Саша спрятал телефон и несколькими движениями скрутил никелированную крышку фляжки. Виски приятно обжёг язык. А все-таки не все так плохо.
– Смотри, пап, грузовой идет, – сын начал махать приближающемуся составу. Машинист заметил их, махнул рукой и дал короткий гудок. Саша поприветствовал его поднятой фляжкой. Счастливого пути!
Потом они пришли домой, обедали, разговаривали о том – о сём. Саше было приятно и как-то спокойно от того, что он помирился с женой. После обеда он прилег на диван и включил телевизор. Шло какое-то ток-шоу. Полногрудая ведущая задавала участникам глупые вопросы. Участники с гримасами острого мыслительного процесса давали еще более глупые неправильные ответы. Главным призом был кухонный комбайн. Надуманная пошлость происходящего на экране должна была вызывать интерес. На Сашу вдруг накатила приятная обволакивающая дрема. Звуки смешивались, убаюкивали и не мешали. Сам собой нежданно пришел сон. Нормальный сон, без молний и вспышек, без обрывочных сновидений, без падения на дно самых глубоких пропастей и каньонов. Наконец то…
Чуть припозднившись из-за пробки, Игнатьев скорым шагом прошел через дилерский зал на свое рабочее место. Здороваться со всеми за руку не стал – не фиг обращать на себя внимание. Левандоса на месте не было. Очень даже хорошо. Все системы уже были включены. Игорь Доценко, отхлебывая кофе из кружки, повернулся к нему:
– Рубль видел?
– Ого, – произнес Саша, открывая Рейтеровское «окно». – Ну ты посмотри!
– Вот так. Уже двенадцать копеек вверх с начала дня. Нефть дорожает. Америка в негативе.
– Сливать рубли надо немедленно, – глухо произнес Игнатьев, – фиксировать прибыль и сидеть тихо-тихо.
– Ну, может быть, и так. Но ты бы перестал так мандражировать. Все будет хокей.
– Да, Левандос сейчас придет, увидит курсы и начнет тебя размазывать…
– Да пошел он нах… Так не зарабатывают. Мы в плюсе на восемьдесят штук, а чем рискуем? Луснет вниз и все.
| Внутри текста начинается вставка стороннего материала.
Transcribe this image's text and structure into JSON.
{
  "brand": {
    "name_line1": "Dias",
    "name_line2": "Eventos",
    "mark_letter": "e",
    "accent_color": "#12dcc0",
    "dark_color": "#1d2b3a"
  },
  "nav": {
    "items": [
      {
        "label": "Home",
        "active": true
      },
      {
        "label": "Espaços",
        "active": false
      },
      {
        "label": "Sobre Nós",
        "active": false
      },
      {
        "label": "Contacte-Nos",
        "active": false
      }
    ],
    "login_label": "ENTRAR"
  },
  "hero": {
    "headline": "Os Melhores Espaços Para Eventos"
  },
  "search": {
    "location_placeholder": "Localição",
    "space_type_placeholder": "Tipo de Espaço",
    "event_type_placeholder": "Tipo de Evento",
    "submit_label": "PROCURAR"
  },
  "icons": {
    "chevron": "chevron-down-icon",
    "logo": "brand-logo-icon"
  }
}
– Да перестань ты, – Игорь хлопнул Саню по плечу, – что за пессимизм? Прекращай…
– Прекращу… когда закроемся.
Саша просмотрел заявки в системе на валютообмен. По рублям ничего не было. Так, мелочи. Сделал себе кофе. Российский рубль тем временем продолжал укрепляться по всем направлениям. В начале одиннадцатого пришел Леванченко. С усталым лицом он сел за компьютер. Саша приготовился. Сейчас начнется.
– Игнатьев, подойди сюда, – через десять минут послышался голос начальника.
– Да, Андрей.
– Что скажешь, – Леванченко показывал на монитор, где стояли курсы.
– Скажу однозначно, – сдавленно произнес Саша, – надо срочно закрываться и радоваться, что успели.
– Послушай, может, мне еще за шампанским сходить, – раздраженно цедил Левандос, – отметить удачную сделку топ-дилера Игнатьева. Ты меняешься не в лучшую сторону. Так недалеко до беды.
– Нам всем недалеко до беды. Закрываться надо.
– Так, иди, и чтоб я этого больше не слышал. Иначе сделаю выводы.
– Андрей, я…
– Все, разговор окончен.
Игнатьев тяжело опустился в свое кресло. Стало противно. Как это все остопиздело!!! Его, много лет проработавшего на этом рынке, никто не хочет слушать. НИКТО!!! Все не просто фантазируют, но и пытаются претворить свои фантазии в жизнь. Дилетантско-истерический подход ко всему. Но деньги не прощают такого подхода. Они отомстят. И «попадут» и правые, и неправые.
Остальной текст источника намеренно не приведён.